El viernes comenzó a regir la norma que nos impedirá comparecer en público a rostro descubierto. Desde ahora en adelante y por mucho tiempo —años quizás—, tendremos que usar mascarillas para casi todo.
Nuestra cara dejará de ser lo que ha sido. Alguna gente tendrá que demostrar, ahora sí, que “es más que una cara bonita”. No es mi problema, menos mal.
¿Cómo cambiará la sociedad, el mundo, ahora que ya no tendremos rostro y todos seremos máscaras? ¿Se instalará una especie de igualdad por la mascarilla o comenzarán a aparecer las de marca Gucci o Boss? Si nuestra cara visible ya no será de piel, ¿pasará a ser de tela o se permitirán otros materiales? ¿Se llenará de caras de palo o de lata o de otros tipos?
Más allá de eso, mi temor es que nos convirtamos en una sociedad de descarados.
Al no tener cara, ¿tampoco tendremos vergüenza?
Una vez estando yo en el colegio abrí la puerta de un baño. Sentado en el wc estaba un profesor, que olvidó ponerle pestillo a la puerta. Nunca olvidaré sus ojos de estupor. Pero en vez de usar sus manos para cubrirse sus partes comprometedoras, las utilizó para taparse la cara. Ahí aprendí la conexión entre rostro y vergüenza. La vergüenza lleva la sangre a las mejillas. Por algo será.
Con mascarilla nos sentimos inmunes al virus, pero también nos sentimos impunes.
La muestra epifánica de lo que digo es el incidente de esta semana en el Jumbo, en que un tipo funó a otro grabando en video cómo lo increpaba por no usar mascarilla. El funador sintió que la mascarilla era más bien una máscara de superhéroe de cómic, que le daba poderes y lo escudaba. Drogado en adrenalina disparó su cámara contra el rubicundo comprador “desenmascarado”, que quedó desnudo en su torpeza delante de todo el país.

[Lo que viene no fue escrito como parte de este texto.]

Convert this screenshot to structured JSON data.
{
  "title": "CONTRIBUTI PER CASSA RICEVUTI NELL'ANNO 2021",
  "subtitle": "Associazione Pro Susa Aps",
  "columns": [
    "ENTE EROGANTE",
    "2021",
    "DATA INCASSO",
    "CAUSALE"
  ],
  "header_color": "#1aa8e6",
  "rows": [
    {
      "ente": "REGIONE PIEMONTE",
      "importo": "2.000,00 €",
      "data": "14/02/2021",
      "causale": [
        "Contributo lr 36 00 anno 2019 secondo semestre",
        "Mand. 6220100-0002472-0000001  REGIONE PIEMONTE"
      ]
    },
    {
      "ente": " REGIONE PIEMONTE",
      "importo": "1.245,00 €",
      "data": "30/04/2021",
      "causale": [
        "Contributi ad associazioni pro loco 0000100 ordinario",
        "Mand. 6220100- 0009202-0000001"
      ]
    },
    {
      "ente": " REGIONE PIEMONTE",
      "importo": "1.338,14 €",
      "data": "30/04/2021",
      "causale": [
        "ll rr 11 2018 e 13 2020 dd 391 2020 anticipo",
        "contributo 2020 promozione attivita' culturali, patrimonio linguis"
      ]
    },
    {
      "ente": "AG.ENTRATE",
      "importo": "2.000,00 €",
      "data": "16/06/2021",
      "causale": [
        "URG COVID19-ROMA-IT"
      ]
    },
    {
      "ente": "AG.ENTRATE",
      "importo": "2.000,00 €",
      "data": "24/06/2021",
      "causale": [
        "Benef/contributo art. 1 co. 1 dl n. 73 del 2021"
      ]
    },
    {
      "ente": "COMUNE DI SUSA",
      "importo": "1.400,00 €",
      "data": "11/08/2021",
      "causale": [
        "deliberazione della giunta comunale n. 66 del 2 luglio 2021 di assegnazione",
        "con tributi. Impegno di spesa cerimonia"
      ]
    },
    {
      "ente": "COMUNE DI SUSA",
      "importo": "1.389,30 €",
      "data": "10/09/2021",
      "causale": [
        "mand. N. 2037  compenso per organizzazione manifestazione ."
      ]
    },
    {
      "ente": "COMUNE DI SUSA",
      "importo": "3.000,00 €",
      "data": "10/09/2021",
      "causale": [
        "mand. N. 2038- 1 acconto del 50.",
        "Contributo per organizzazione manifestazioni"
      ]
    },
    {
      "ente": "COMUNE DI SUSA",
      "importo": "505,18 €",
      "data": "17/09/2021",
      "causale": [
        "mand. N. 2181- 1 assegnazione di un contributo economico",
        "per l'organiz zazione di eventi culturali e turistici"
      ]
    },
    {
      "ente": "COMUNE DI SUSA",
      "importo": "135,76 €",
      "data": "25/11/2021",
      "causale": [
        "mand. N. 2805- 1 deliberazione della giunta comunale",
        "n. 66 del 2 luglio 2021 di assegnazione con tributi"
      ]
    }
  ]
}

Como lo dije en la semana en mi cuenta de Instagram, ese episodio mostró que las crisis no solo sacan lo mejor y lo peor de los seres humanos; también pueden sacar al mismo tiempo lo peor y lo peor.
Es que este es todo mi punto. El coronavirus ha llegado a nosotros como una especie de justiciero sobrenatural. Algunos piadosos podrán pensar que se trata del mismísimo Juicio Final, en versión dos-punto-cero, donde la forma en que actuemos durante esta crisis definirá nuestra reputación para la eternidad.
Piensen en Boris Johnson. Se tomó a la chacota al coronavirus, prefirió en un comienzo hacer como si nada, “business as usual”, y miren cómo terminó, debatiéndose entre la vida y la muerte y dando las gracias en público a dos enfermeros inmigrantes que lo cuidaron día y noche sin guardarle rencores por el Brexit.
Por eso digo, ¡ay de los que no tienen temor del coronavirus!, ¡ay de los que se aprovechan de él para hacer cálculos mezquinos o sacar provecho o hacerse los lindos!
Temo, por ejemplo, por los jóvenes que no respetan las cuarentenas; se decían tan solidarios en la época del “estallido social”… y ahora son el grupo que menos piensa en el resto. Temo por los que están utilizando las ayudas económicas que está generando el Gobierno sin necesitarlas. Temo por los que están acaparando.
Temo, en síntesis, por los que se aprovechan del pánico. Son unos descarados. Y me temo que el coronavirus irá por ellos.